Riding home I pass through and over sounds and smells that are coming to mean Belgium to me. The honest reek of a field soaked in horse urine, the stink grown mossy and powerful in the damp, like incense in an ancient cult that’s going to take a lot of getting used to. The pop of acorn husks under my tires. When I get to the rich oil smell of the fries-shop, I know I am almost home. Just come abreast of the pharmacy with its sleepless and standard electric sign chanting the time and temperature religiously in little green dots like a Night Bright, then I’m home.
I am coming back from class. The first time I realized I needed to go to bed early because it was a school night I felt a chuckling nostalgia for the grimace that came back with surprising familiarity after all these years. School.
So I am a student again. I bought a textbook with matching workbook. I bike to class on Mondays and carpool on Tuesdays. I bring two pens, a pencil, and a notebook, though I generally scribble any notes in the book’s margins. I need to buy more lead for my mechanical pencil before it runs out.
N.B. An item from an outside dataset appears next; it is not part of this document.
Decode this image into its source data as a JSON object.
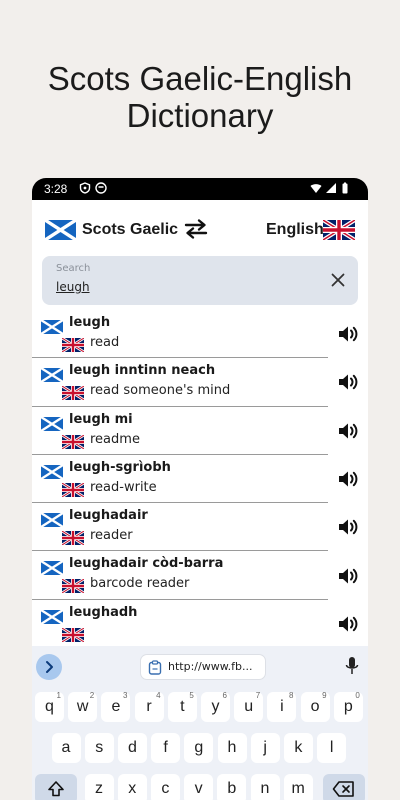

I am taking Dutch classes at a local night school with all the other immigrants and mail order brides. This tongue-tied community is deepening my welcome to Belgium with their Filipino names, Cuban gold teeth, Polish haircuts, Romanian giggles, Dominican accents, Congolese cool, Armenian eyebrows, and ridiculously broad Latvian shoulders. The Eastern Europeans came for work, the Latin Americans married Belgians and moved here, and there is a rumor that the Congolese guy plays semi-professional soccer, which may explain his customary absence.
Our skill levels span a decent range of the very bottom of the scale. I think the Spanish speakers have it the hardest, especially since the Cuban and Dominican accents heavily aspirate (to the point of deleting) “s” and the ends of syllables, which just doesn’t fly in Dutch. And none of us are proficient at the Dutch “u” sound, where we almost always replace it with “oe.”
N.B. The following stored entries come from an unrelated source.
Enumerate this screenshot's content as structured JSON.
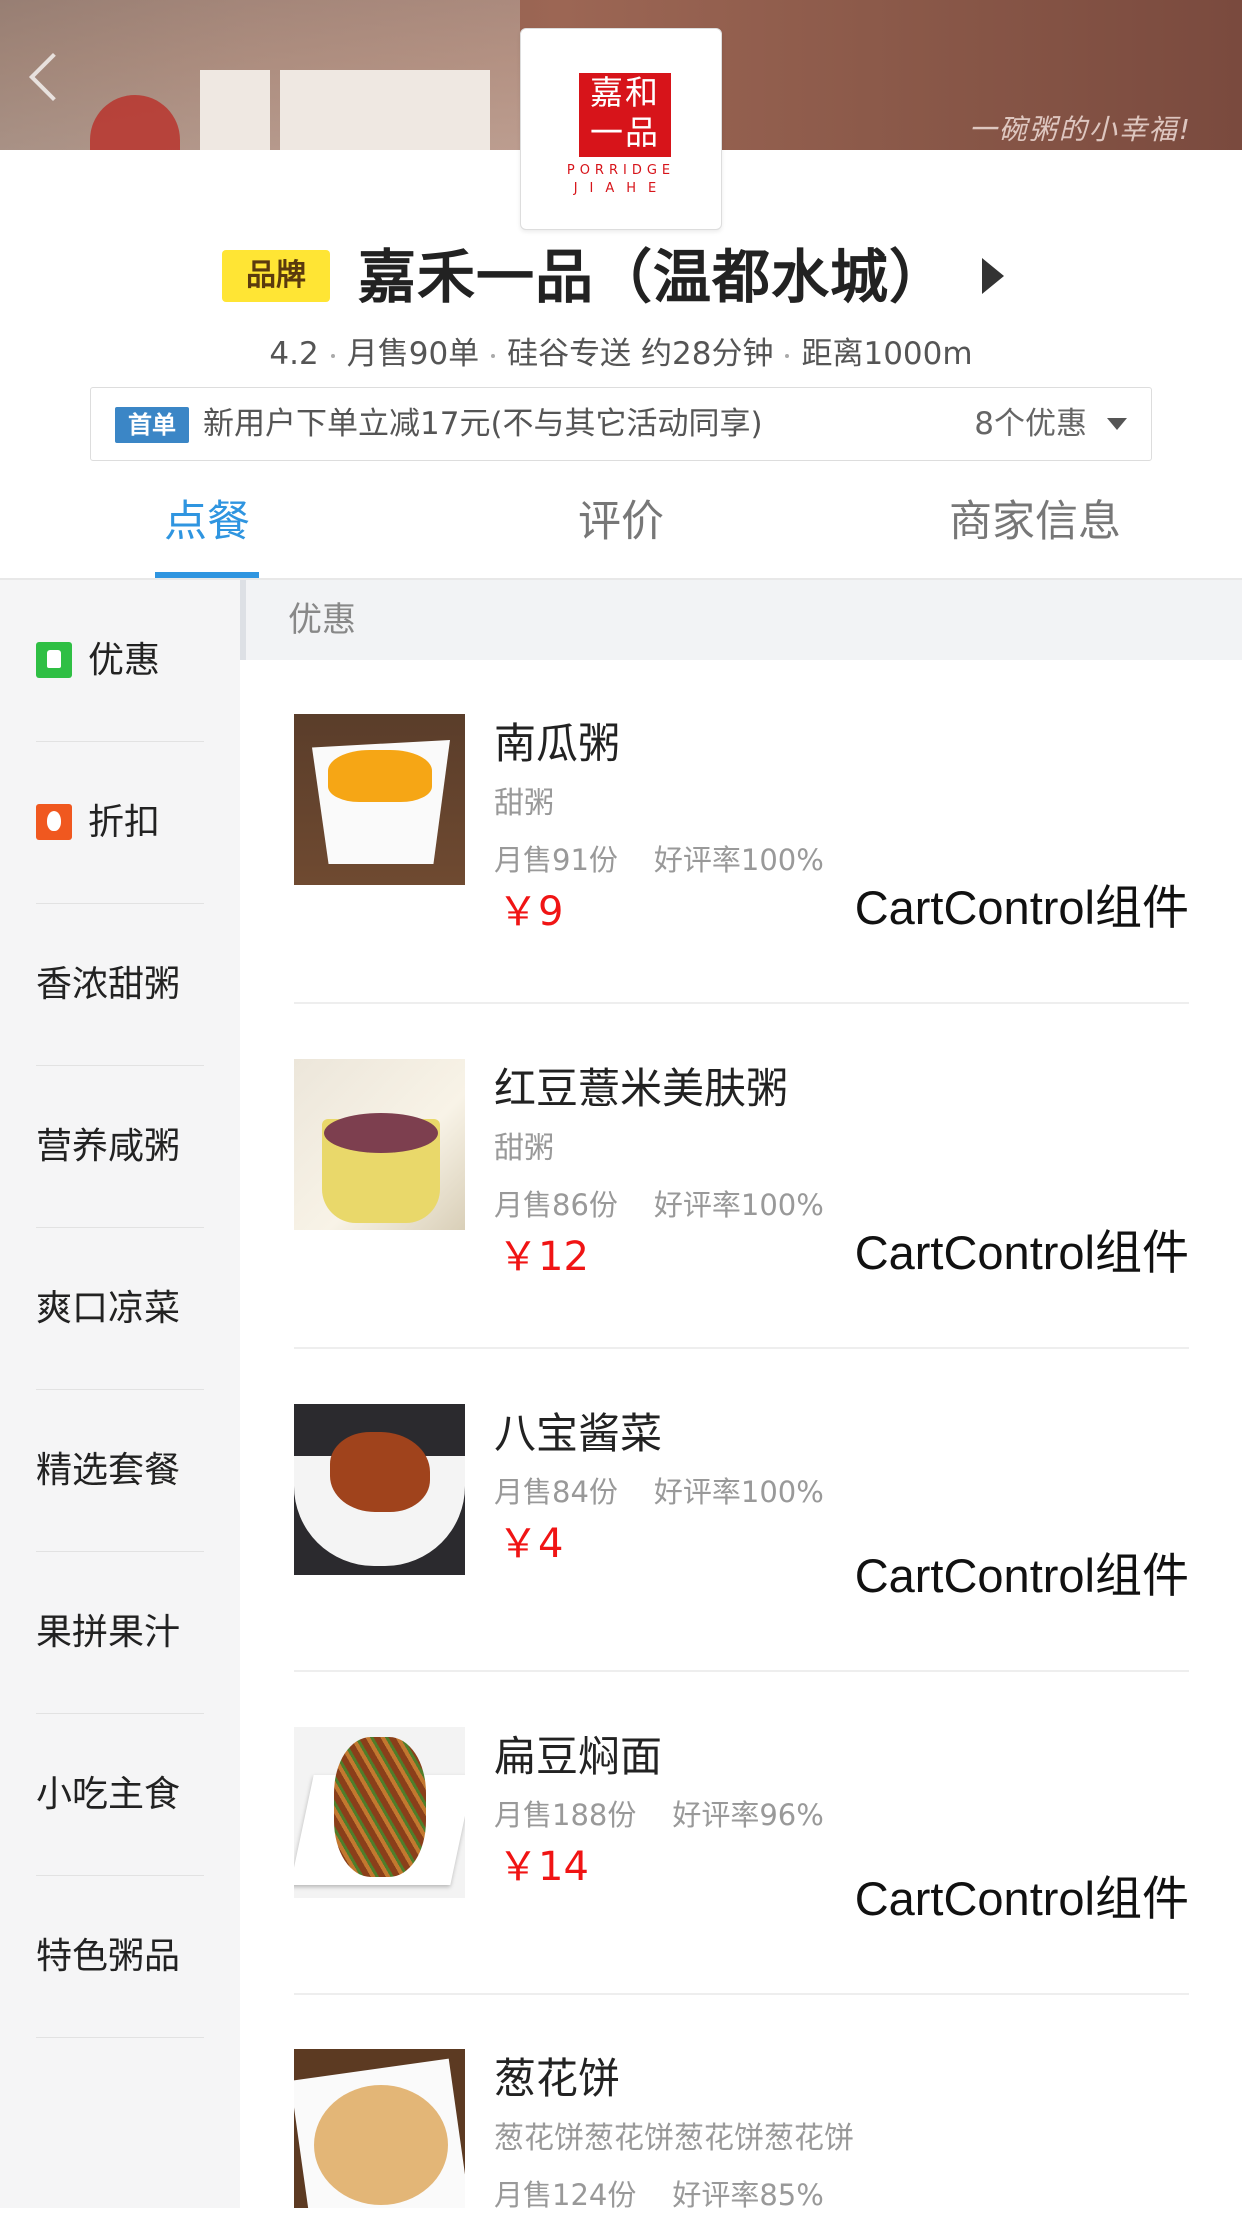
{
  "header": {
    "slogan": "一碗粥的小幸福!",
    "logo": {
      "chars": [
        "嘉和",
        "一品"
      ],
      "sub_line1": "PORRIDGE",
      "sub_line2": "JIAHE"
    }
  },
  "store": {
    "brand_badge": "品牌",
    "name": "嘉禾一品（温都水城）",
    "rating": "4.2",
    "monthly_sales": "月售90单",
    "delivery": "硅谷专送 约28分钟",
    "distance": "距离1000m"
  },
  "promo": {
    "tag": "首单",
    "text": "新用户下单立减17元(不与其它活动同享)",
    "count": "8个优惠"
  },
  "tabs": [
    {
      "label": "点餐",
      "active": true
    },
    {
      "label": "评价",
      "active": false
    },
    {
      "label": "商家信息",
      "active": false
    }
  ],
  "sidebar": {
    "items": [
      {
        "label": "优惠",
        "icon": "discount-tag-icon"
      },
      {
        "label": "折扣",
        "icon": "fire-icon"
      },
      {
        "label": "香浓甜粥"
      },
      {
        "label": "营养咸粥"
      },
      {
        "label": "爽口凉菜"
      },
      {
        "label": "精选套餐"
      },
      {
        "label": "果拼果汁"
      },
      {
        "label": "小吃主食"
      },
      {
        "label": "特色粥品"
      }
    ]
  },
  "section": {
    "title": "优惠"
  },
  "foods": [
    {
      "name": "南瓜粥",
      "desc": "甜粥",
      "sales": "月售91份",
      "rating": "好评率100%",
      "price": "￥9",
      "cart": "CartControl组件"
    },
    {
      "name": "红豆薏米美肤粥",
      "desc": "甜粥",
      "sales": "月售86份",
      "rating": "好评率100%",
      "price": "￥12",
      "cart": "CartControl组件"
    },
    {
      "name": "八宝酱菜",
      "desc": "",
      "sales": "月售84份",
      "rating": "好评率100%",
      "price": "￥4",
      "cart": "CartControl组件"
    },
    {
      "name": "扁豆焖面",
      "desc": "",
      "sales": "月售188份",
      "rating": "好评率96%",
      "price": "￥14",
      "cart": "CartControl组件"
    },
    {
      "name": "葱花饼",
      "desc": "葱花饼葱花饼葱花饼葱花饼",
      "sales": "月售124份",
      "rating": "好评率85%",
      "price": "",
      "cart": ""
    }
  ],
  "colors": {
    "accent": "#2f95e0",
    "price": "#f01414",
    "brand_badge": "#ffe534",
    "promo_tag": "#3b86c6",
    "logo_red": "#d7141a"
  }
}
But spirits are generally high, though Tomasz the Pole still whines horribly at any sliver of homework, and also-Polish Bogdan’s absences are competing with Congolese Tchite’s. Bogdan’s wife still comes to class, and I wonder how long she can keep up her explanations for his absence; he has gone from sick to working late to breaking an ankle playing soccer. But that’s probably okay because when he did come he refused to take notes, insisting that his wife was doing it for him.
Oh and one time, Tomasz, the whiner, on his first day actually, knowing full well when class ends interrupted the teacher with 6 minutes left to say “isn’t it time to leave?” I thought that was about the balsiest stunt I’ve ever seen from a student.
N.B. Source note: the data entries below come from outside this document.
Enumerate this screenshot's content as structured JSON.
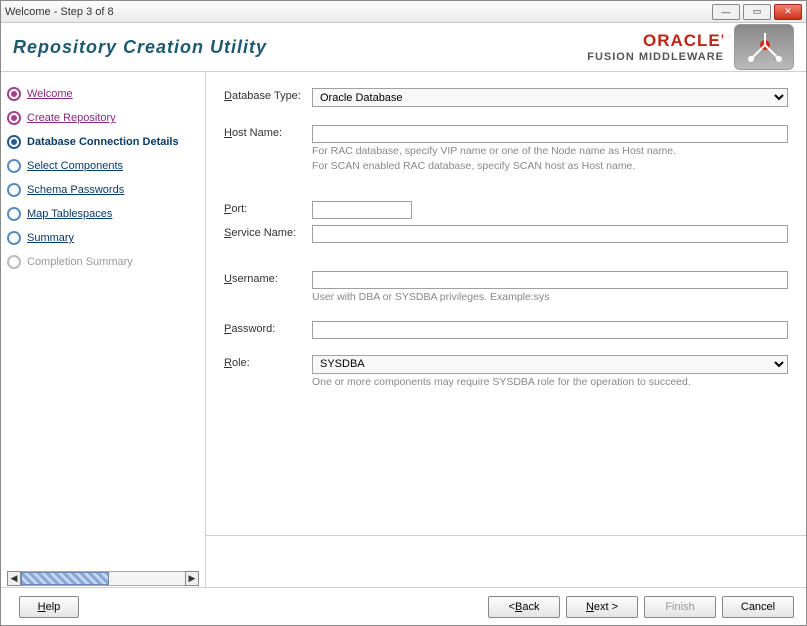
{
  "window": {
    "title": "Welcome - Step 3 of 8"
  },
  "header": {
    "title": "Repository Creation Utility",
    "brand": "ORACLE",
    "brand_sub": "FUSION MIDDLEWARE"
  },
  "steps": [
    {
      "label": "Welcome",
      "state": "done"
    },
    {
      "label": "Create Repository",
      "state": "done"
    },
    {
      "label": "Database Connection Details",
      "state": "current"
    },
    {
      "label": "Select Components",
      "state": "pending"
    },
    {
      "label": "Schema Passwords",
      "state": "pending"
    },
    {
      "label": "Map Tablespaces",
      "state": "pending"
    },
    {
      "label": "Summary",
      "state": "pending"
    },
    {
      "label": "Completion Summary",
      "state": "disabled"
    }
  ],
  "form": {
    "db_type_label": "Database Type:",
    "db_type_value": "Oracle Database",
    "host_label": "Host Name:",
    "host_value": "",
    "host_hint1": "For RAC database, specify VIP name or one of the Node name as Host name.",
    "host_hint2": "For SCAN enabled RAC database, specify SCAN host as Host name.",
    "port_label": "Port:",
    "port_value": "",
    "service_label": "Service Name:",
    "service_value": "",
    "username_label": "Username:",
    "username_value": "",
    "username_hint": "User with DBA or SYSDBA privileges. Example:sys",
    "password_label": "Password:",
    "password_value": "",
    "role_label": "Role:",
    "role_value": "SYSDBA",
    "role_hint": "One or more components may require SYSDBA role for the operation to succeed."
  },
  "buttons": {
    "help": "Help",
    "back": "Back",
    "next": "Next",
    "finish": "Finish",
    "cancel": "Cancel"
  }
}
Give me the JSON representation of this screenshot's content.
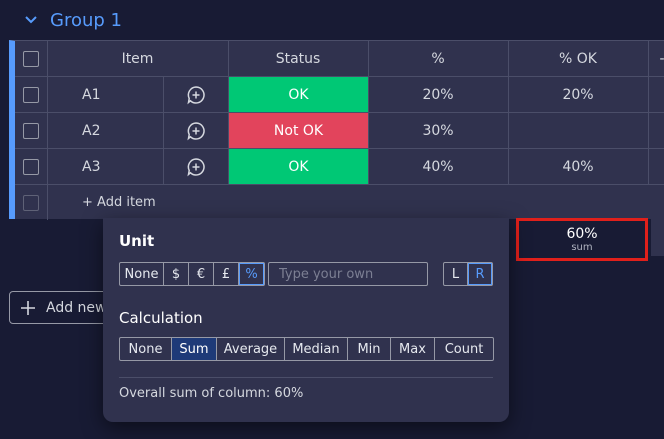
{
  "group": {
    "title": "Group 1"
  },
  "table": {
    "headers": {
      "item": "Item",
      "status": "Status",
      "percent": "%",
      "percent_ok": "% OK",
      "more": "-"
    },
    "rows": [
      {
        "item": "A1",
        "status": "OK",
        "percent": "20%",
        "percent_ok": "20%"
      },
      {
        "item": "A2",
        "status": "Not OK",
        "percent": "30%",
        "percent_ok": ""
      },
      {
        "item": "A3",
        "status": "OK",
        "percent": "40%",
        "percent_ok": "40%"
      }
    ],
    "add_item": "+ Add item"
  },
  "summary": {
    "value": "60%",
    "label": "sum"
  },
  "add_new": {
    "label": "Add new"
  },
  "popup": {
    "unit_title": "Unit",
    "unit_options": [
      "None",
      "$",
      "€",
      "£",
      "%"
    ],
    "unit_selected": "%",
    "unit_placeholder": "Type your own",
    "direction_options": [
      "L",
      "R"
    ],
    "direction_selected": "R",
    "calc_title": "Calculation",
    "calc_options": [
      "None",
      "Sum",
      "Average",
      "Median",
      "Min",
      "Max",
      "Count"
    ],
    "calc_selected": "Sum",
    "overall": "Overall sum of column: 60%"
  },
  "colors": {
    "accent": "#579bfc",
    "ok": "#00c875",
    "not_ok": "#e2445c",
    "highlight": "#e0201b"
  }
}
But other than those couple humorous Poles, the class is sweethearts. There is Shushanit, from Armenië whose husband has finally stopped patrolling the hallway outside the class with their daughter all three hours. I suspect she is the best Dutch-speaker in the class but she is so soft-spoken it is hard to say. Or the other Armenian woman, Lilit, whose eyes are always laughing. I biked home with Romans from Latvia the other day, whose bicycle has no brakes, and though I couldn’t understand all of his enthusiastic English I enjoyed the company. Eduardo from Cuba had a son born two days ago. I think Traian has a crush on Ewelina.
So even though the class moves pretty slowly, I am happy to be there, watching my classmates, learning the language, integrating with my new...home?